Zobrist hashing (also referred to as Zobrist keys or Zobrist signatures ) is a hash function construction used in computer programs that play abstract board games, such as chess and Go, to implement transposition tables, a special kind of hash table that is indexed by a board position and used to avoid analyzing the same position more than once. Zobrist hashing is named for its inventor, Albert Lindsey Zobrist.
Zobrist hashing starts by randomly generating bitstrings for each possible element of a board game. Given a certain board position, it breaks up the board into independent components, finds out what state each component is in, and combines the bitstrings representing those elements together using bitwise XOR. If the bitstrings are long enough, different board positions will almost certainly hash to different values; however longer bitstrings require proportionally more computer resources to manipulate. Many game engines store only the hash values in the transposition table, omitting the position information itself entirely to reduce memory usage, and assuming that hash collisions will not occur, or will not greatly influence the results of the table if they do.
Zobrist hashing is the first known instance of tabulation hashing. The result is a 3-wise independent hash family. In particular, it is strongly universal.
As an example, in chess, each of the 64 squares can at any time be empty, or contain one of the 6 game pieces, which are either black or white. That is, each square can be in one of 1 + 6 x 2 = 13 possible states at any time. Thus one needs to generate at most 13 x 64 = 832 random bitstrings. Given a position, one obtains its Zobrist hash by finding out which pieces are on which squares, and combining the relevant bitstrings together.

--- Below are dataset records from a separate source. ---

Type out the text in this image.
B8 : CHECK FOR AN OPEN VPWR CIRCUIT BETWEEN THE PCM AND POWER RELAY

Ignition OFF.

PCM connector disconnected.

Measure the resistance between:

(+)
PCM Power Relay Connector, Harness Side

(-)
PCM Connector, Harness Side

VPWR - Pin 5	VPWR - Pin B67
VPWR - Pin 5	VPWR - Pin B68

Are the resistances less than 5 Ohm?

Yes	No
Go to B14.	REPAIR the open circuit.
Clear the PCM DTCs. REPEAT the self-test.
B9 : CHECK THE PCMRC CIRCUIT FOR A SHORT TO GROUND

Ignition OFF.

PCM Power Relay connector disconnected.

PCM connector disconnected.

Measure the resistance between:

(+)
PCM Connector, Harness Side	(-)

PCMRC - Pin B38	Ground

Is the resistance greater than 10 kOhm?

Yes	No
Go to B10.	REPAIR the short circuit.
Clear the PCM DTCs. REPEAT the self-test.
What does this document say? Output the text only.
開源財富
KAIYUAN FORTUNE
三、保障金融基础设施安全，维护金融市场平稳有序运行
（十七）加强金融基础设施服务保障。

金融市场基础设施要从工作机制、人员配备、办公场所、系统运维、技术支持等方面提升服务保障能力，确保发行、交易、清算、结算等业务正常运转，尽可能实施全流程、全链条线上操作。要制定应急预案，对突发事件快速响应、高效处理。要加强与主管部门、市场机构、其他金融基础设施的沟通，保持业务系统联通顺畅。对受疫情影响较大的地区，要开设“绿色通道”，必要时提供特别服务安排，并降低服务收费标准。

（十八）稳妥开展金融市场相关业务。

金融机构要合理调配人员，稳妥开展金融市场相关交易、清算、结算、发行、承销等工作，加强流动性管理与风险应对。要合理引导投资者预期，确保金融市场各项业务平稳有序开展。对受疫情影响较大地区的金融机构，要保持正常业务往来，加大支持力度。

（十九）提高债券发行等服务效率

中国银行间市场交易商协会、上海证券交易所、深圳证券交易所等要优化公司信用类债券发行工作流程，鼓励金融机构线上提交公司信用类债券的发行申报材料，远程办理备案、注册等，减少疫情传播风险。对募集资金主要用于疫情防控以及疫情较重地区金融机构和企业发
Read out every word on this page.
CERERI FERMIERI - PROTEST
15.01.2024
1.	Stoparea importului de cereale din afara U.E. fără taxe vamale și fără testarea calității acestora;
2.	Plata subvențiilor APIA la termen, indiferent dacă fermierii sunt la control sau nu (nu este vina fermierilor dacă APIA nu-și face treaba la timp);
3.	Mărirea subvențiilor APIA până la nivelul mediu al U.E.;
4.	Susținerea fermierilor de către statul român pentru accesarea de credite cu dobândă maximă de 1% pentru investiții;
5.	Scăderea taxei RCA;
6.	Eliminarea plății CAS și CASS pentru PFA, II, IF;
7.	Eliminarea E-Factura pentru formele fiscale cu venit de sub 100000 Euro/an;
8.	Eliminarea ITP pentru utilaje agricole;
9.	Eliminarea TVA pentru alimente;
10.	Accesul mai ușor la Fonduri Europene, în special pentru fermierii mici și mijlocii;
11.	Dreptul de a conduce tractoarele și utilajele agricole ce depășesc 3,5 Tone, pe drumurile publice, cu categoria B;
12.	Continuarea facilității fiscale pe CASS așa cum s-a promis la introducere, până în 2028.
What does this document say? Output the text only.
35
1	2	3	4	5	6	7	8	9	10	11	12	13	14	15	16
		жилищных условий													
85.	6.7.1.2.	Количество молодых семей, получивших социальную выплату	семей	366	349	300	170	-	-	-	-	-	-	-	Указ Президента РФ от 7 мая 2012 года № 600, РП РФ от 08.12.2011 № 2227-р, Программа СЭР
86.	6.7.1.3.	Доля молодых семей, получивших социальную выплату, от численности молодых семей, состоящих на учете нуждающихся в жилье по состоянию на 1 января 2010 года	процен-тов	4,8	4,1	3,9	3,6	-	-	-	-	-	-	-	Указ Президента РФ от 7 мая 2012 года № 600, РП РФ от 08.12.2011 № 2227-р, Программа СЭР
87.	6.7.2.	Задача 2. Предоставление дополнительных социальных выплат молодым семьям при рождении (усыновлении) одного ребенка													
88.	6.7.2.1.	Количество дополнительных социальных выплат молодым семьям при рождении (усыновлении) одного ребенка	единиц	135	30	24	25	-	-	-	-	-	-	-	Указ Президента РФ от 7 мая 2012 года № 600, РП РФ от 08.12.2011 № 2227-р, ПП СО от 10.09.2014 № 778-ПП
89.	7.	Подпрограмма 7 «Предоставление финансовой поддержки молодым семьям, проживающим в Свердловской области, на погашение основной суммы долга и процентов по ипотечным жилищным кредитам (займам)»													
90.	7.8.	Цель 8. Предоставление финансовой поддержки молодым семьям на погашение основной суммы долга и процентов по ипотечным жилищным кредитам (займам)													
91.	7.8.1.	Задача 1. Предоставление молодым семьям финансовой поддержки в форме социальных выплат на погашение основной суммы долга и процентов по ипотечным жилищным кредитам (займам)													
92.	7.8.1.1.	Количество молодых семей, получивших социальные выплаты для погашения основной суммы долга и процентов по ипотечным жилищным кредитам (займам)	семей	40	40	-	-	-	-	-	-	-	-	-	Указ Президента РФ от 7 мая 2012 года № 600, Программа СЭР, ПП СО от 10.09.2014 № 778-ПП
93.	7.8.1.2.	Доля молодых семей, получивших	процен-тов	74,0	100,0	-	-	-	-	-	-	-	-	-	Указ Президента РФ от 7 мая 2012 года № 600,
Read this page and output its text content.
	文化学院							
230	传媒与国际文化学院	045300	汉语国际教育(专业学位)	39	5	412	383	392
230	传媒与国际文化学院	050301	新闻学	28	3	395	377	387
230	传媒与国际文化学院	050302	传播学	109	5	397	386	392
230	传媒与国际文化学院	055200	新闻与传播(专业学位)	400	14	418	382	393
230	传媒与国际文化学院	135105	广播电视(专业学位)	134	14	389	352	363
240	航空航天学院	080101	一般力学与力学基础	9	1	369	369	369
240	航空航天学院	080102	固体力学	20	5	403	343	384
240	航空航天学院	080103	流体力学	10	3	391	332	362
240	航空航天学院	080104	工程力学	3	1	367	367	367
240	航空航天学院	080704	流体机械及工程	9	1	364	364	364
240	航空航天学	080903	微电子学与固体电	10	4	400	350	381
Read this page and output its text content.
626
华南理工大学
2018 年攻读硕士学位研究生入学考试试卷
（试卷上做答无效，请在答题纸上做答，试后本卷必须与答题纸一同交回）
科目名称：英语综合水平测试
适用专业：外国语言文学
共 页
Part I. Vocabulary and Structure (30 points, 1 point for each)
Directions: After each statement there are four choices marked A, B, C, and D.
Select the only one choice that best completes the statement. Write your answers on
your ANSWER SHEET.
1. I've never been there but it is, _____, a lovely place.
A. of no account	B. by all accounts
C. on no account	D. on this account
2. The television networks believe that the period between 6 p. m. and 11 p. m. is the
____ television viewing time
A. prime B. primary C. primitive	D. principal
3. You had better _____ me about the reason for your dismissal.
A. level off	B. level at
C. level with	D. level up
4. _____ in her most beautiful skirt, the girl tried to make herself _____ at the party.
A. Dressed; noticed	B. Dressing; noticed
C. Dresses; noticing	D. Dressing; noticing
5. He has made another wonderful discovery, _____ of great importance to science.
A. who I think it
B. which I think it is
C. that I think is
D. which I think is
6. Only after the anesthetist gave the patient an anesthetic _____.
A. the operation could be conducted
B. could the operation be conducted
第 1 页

The position of a board can be updated simply by XORing out the bitstring(s) for states which have changed, and XORing in the bitstrings for the new states. For instance, if a pawn on a chessboard square is replaced by a rook from another square, the resulting position would be produced by XORing the existing hash with the bitstrings for:
'pawn at this square' (XORing out the pawn at this square) 'rook at this square' (XORing in the rook at this square) 'rook at source square' (XORing out the rook at the source square) 'nothing at source square' (XORing in nothing at the source square).This makes Zobrist hashing very efficient for traversing a game tree.
In computer go, this technique is also used for superko detection.